Nel 1922, per la morte volontaria del collega Francesco
Perotti, redattore capo del “Secolo”, Renato Simoni scrisse su “L’illustrazione italiana” un articolo
sul senso del giornalismo, sul conflitto tra l’io e il mondo che si può
accendere in chi lo pratica, su certe inquietudini nascoste da tenere al
guinzaglio, sul dovere di testimoniare, il rigore, il rispetto di sé e dei
lettori, e sulla scoperta improvvisa di non essere più adeguati. La malinconia
dei giornalisti.
***
“Un giornalista s’è ucciso. Chi ha conosciuto Francesco
Perotti, redattore capo del “Secolo”, spirito ordinato, chiaro fino alla
limpidezza, generoso come sono solo i forti, china la fronte commosso, davanti
al mistero di questa tragica stanchezza di vita. Ma noi, da anni, e da anni
posseduti da questo affascinante e logorante amore del giornale, sentiamo a
poco a poco la nebbia dissiparsi, comprendiamo con angoscia perché questo
nobile compagno ci ha lasciati. E non sono cause precise che scopriamo. Abbiamo
solo il sentimento del malessere grigio, che vien dall’eccesso della nostra
fatica, dallo sfaldarsi cotidiano della nostra personalità, che di questa
fatica è la conseguenza. La carta bianca è crudele con tutti; con noi è crudelissima.
Da noi richiede obbedienza cieca e pronta; non ci consente lo sforzo pacato, ma
ci comanda lo sforzo impetuoso, l’improvvisazione disperata, la corsa che
toglie il fiato. Il minuto è la nostra unità di tempo. Non ci sono permesse né
le esitazioni, né i pentimenti. Ci son tolte la solitudine e la meditazione.

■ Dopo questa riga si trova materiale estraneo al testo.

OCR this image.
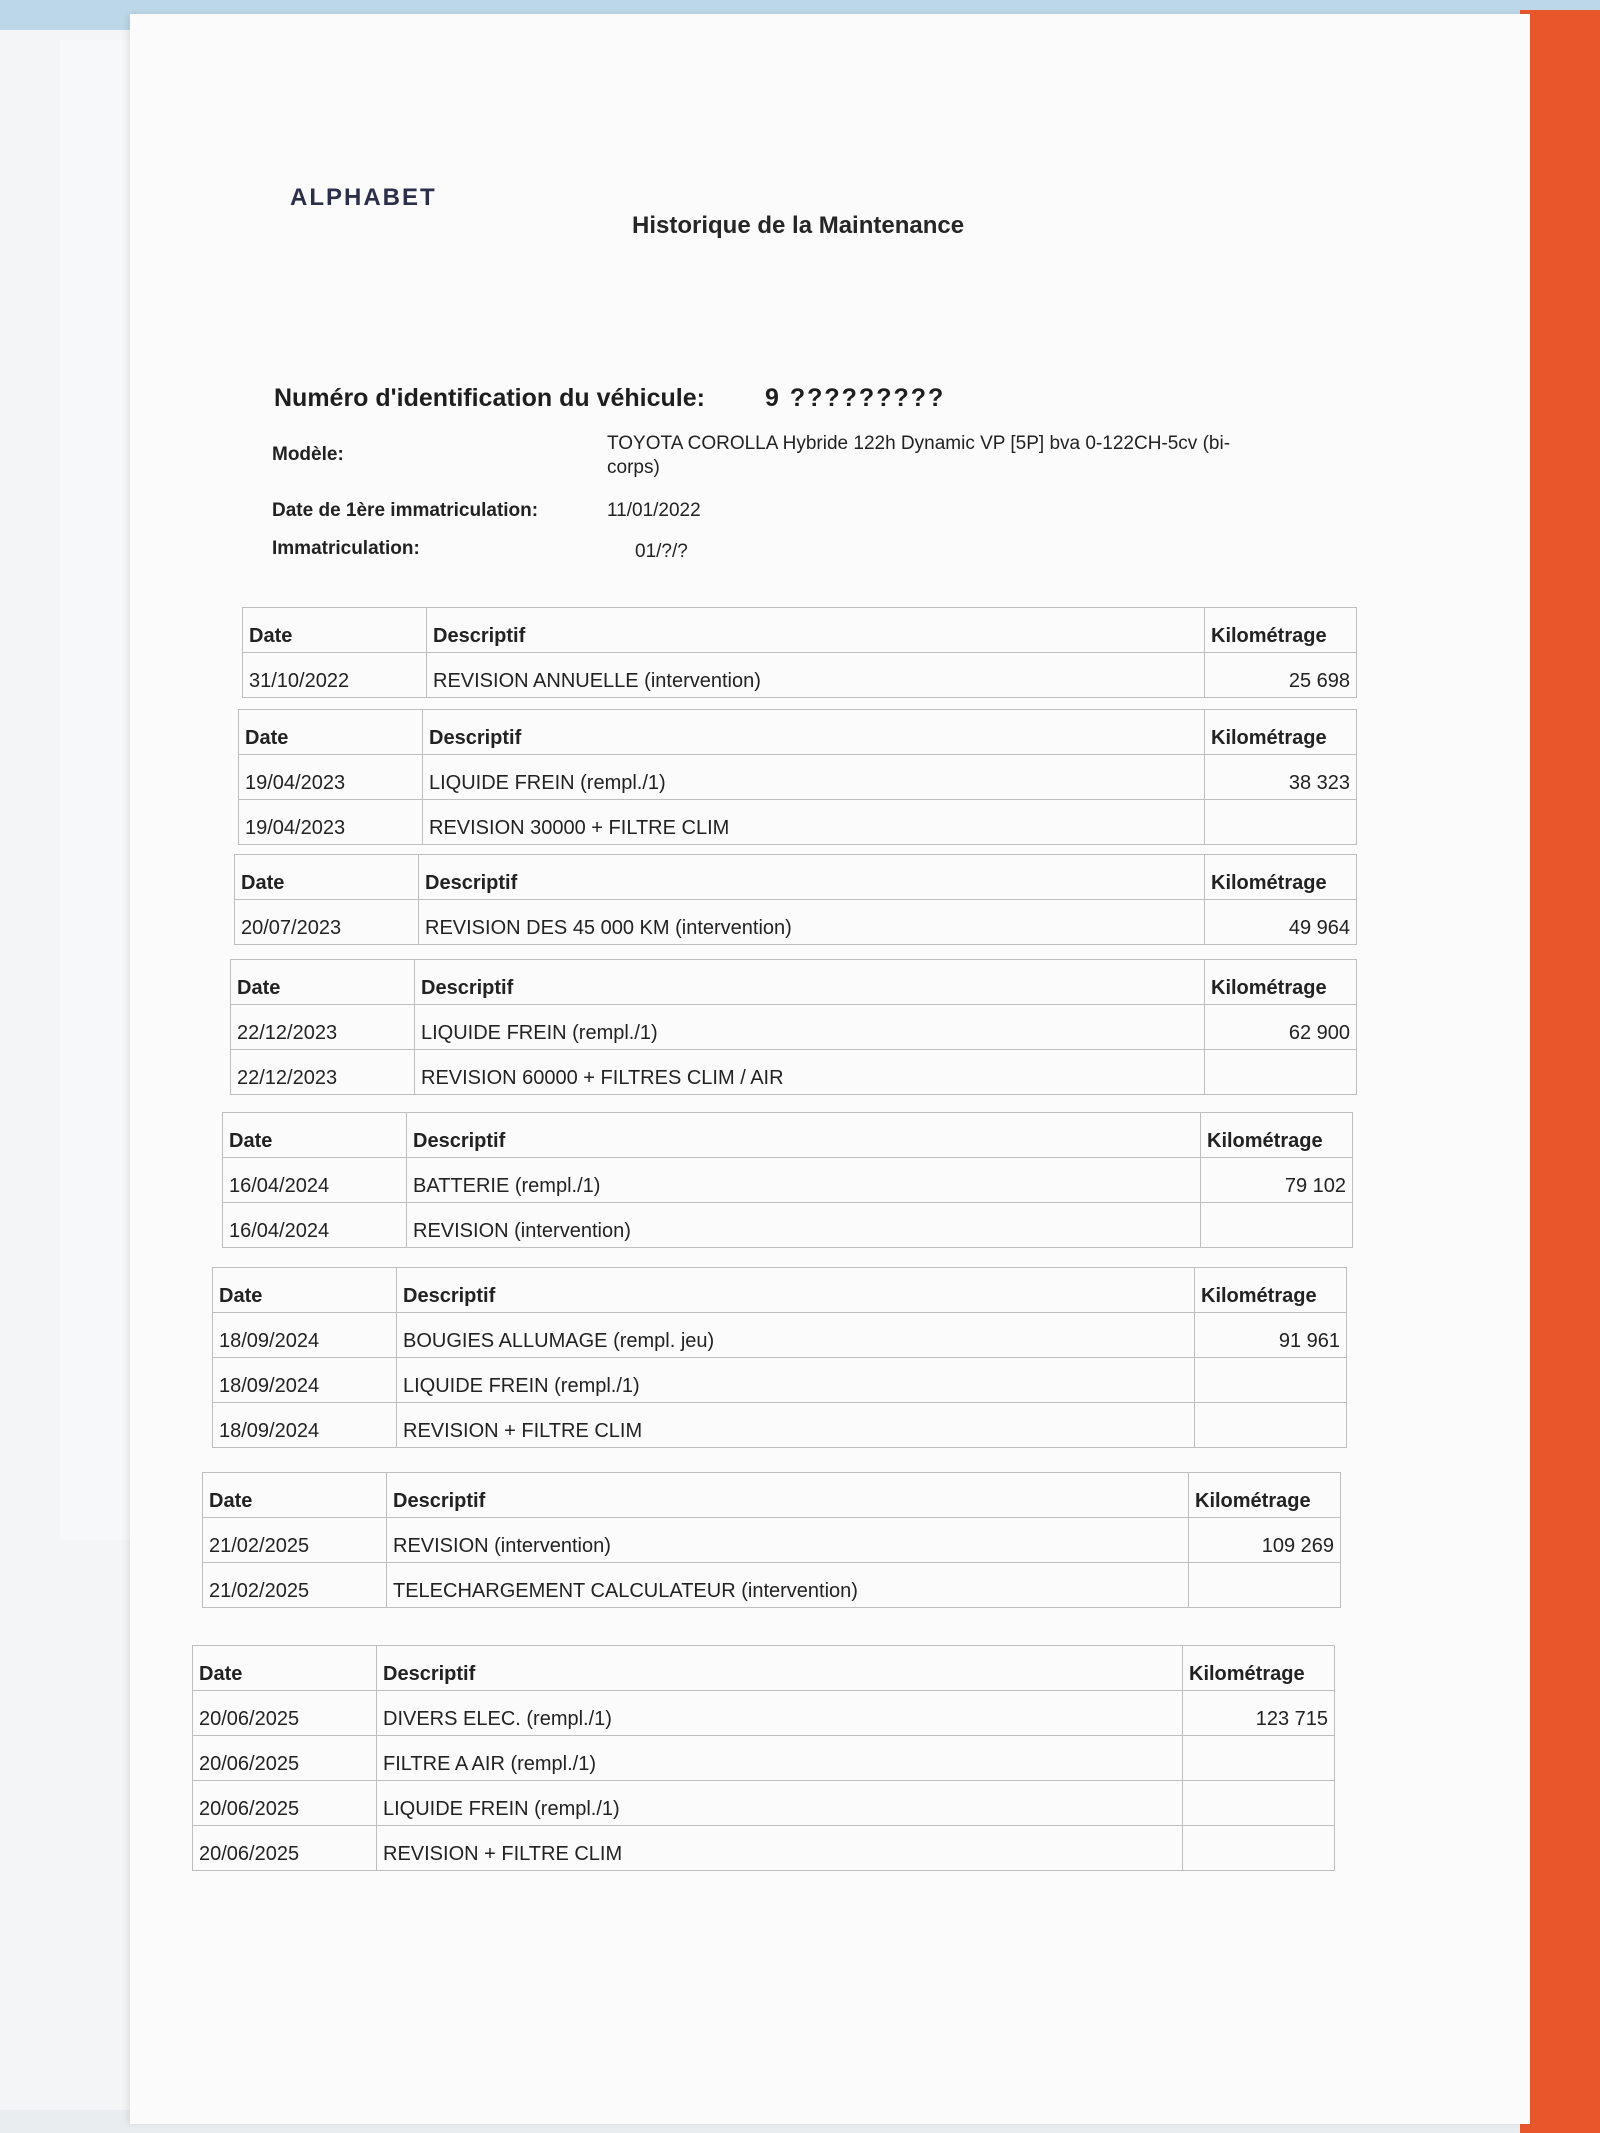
ALPHABET
Historique de la Maintenance
Numéro d'identification du véhicule: 9 ?????????
Modèle:
TOYOTA COROLLA Hybride 122h Dynamic VP [5P] bva 0-122CH-5cv (bi-
corps)
Date de 1ère immatriculation:	11/01/2022
Immatriculation:	01/?/?
Date	Descriptif	Kilométrage
31/10/2022	REVISION ANNUELLE (intervention)	25 698
Date	Descriptif	Kilométrage
19/04/2023	LIQUIDE FREIN (rempl./1)	38 323
19/04/2023	REVISION 30000 + FILTRE CLIM	
Date	Descriptif	Kilométrage
20/07/2023	REVISION DES 45 000 KM (intervention)	49 964
Date	Descriptif	Kilométrage
22/12/2023	LIQUIDE FREIN (rempl./1)	62 900
22/12/2023	REVISION 60000 + FILTRES CLIM / AIR	
Date	Descriptif	Kilométrage
16/04/2024	BATTERIE (rempl./1)	79 102
16/04/2024	REVISION (intervention)	
Date	Descriptif	Kilométrage
18/09/2024	BOUGIES ALLUMAGE (rempl. jeu)	91 961
18/09/2024	LIQUIDE FREIN (rempl./1)	
18/09/2024	REVISION + FILTRE CLIM	
Date	Descriptif	Kilométrage
21/02/2025	REVISION (intervention)	109 269
21/02/2025	TELECHARGEMENT CALCULATEUR (intervention)	
Date	Descriptif	Kilométrage
20/06/2025	DIVERS ELEC. (rempl./1)	123 715
20/06/2025	FILTRE A AIR (rempl./1)	
20/06/2025	LIQUIDE FREIN (rempl./1)	
20/06/2025	REVISION + FILTRE CLIM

Vorremmo divenire; e dobbiamo sprecare in boccio quello che poteva essere fiore
e frutto. Noi ci stanchiamo di noi; delle nostre parole, che non han più tempo
di rimutarsi, di prender la foggia delle idee; del nostro inchiostro, che
scorre via senza freno, torbido e carico di detriti; del nostro cervello che
obbedisce ai nostri ordini, e non ci porta mai via, dietro ai suoi capricci.
Talora sogniamo di lottare per superare le belle ardite difficoltà; la vita ci
costringe, invece, a faticare per imparare le più luccicanti facilità. Si muore
ogni giorno, nell’anima nostra. L’ha detto con eloquente e commossa evidenza
Innocenzo Cappa, parlando sulla bara del nostro povero collega. E’ vero. Non ce
ne accorgiamo, mentre ci buttiamo via così. C’è anzi in noi una gioia
affaccendata, per tutte le prontezze delle quali siamo capaci in servizio del
nostro adorato giornale. Ci pare d’essere forti, nervosi, d’avere una
elasticità giovanile nella mente. Il fervore dell’opera ci trascina; ma non
dell’opera individuale; dell’opera collettiva. Ci pare di aggiungere dei
congegni nuovi alla macchina; ed è la macchina che ci afferra, ci travolge, ci
sbatte dentro i suoi ingranaggi; e la nostra personalità perde ogni forma. Siamo
capaci anche d’essere felici di questo. Chiamiamo questo essere non mai nostri
ma di tutti, “sentimento del nostro tempo, vibrazione giornalistica”. Ma se c’è
una sosta, se ci raccogliamo per un momento a pensare, se proviamo la nostra
penna fluida e spuntata su un foglio che non aspetti scritture da giornale, noi
ci accorgiamo che l’abitudine, che la possibilità alla lentezza ricercatrice
sono perdute. Ci rendiamo conto di esser dannati all’inferiorità; e torniamo al
lavoro del giornale senza neppure la serenità che avevamo prima, nella febbre
inconsapevole della nostra passione; siamo pieni di scrupoli e di paure, e
dobbiamo, non acquetarli, che non è possibile, ma fingere di dimenticarli;
sappiamo che ci distruggiamo; ma non possiamo più salvarci, innamorati di quest’arte
effimera, alla quale ostinatamente sacrifichiamo tutto.
E il vero male comincia, non quando una precoce
vecchiezza diminuisce la nostra vivacità e la nostra rapidità; ma assai prima,
quando sentiamo che siamo ancora forti, capaci, utili; ma che c’è in noi la
impossibilità di essere nuovi. Noi ce ne accorgiamo prima che se ne avveda il
nostro pubblico; noi sentiamo che i modi della nostra immaginazione, della
nostra osservazione, sono ormai quelli; passaggi d’ogni giorno per la stessa
via trita. Ah! Chi può dire la desolazione di lasciar scorrere parole senza
freschezza, risciacquature di pensieri scaldati e riscaldati! Questa è la vera
malinconia di noi giornalisti, se non siamo vanitosi, o futili".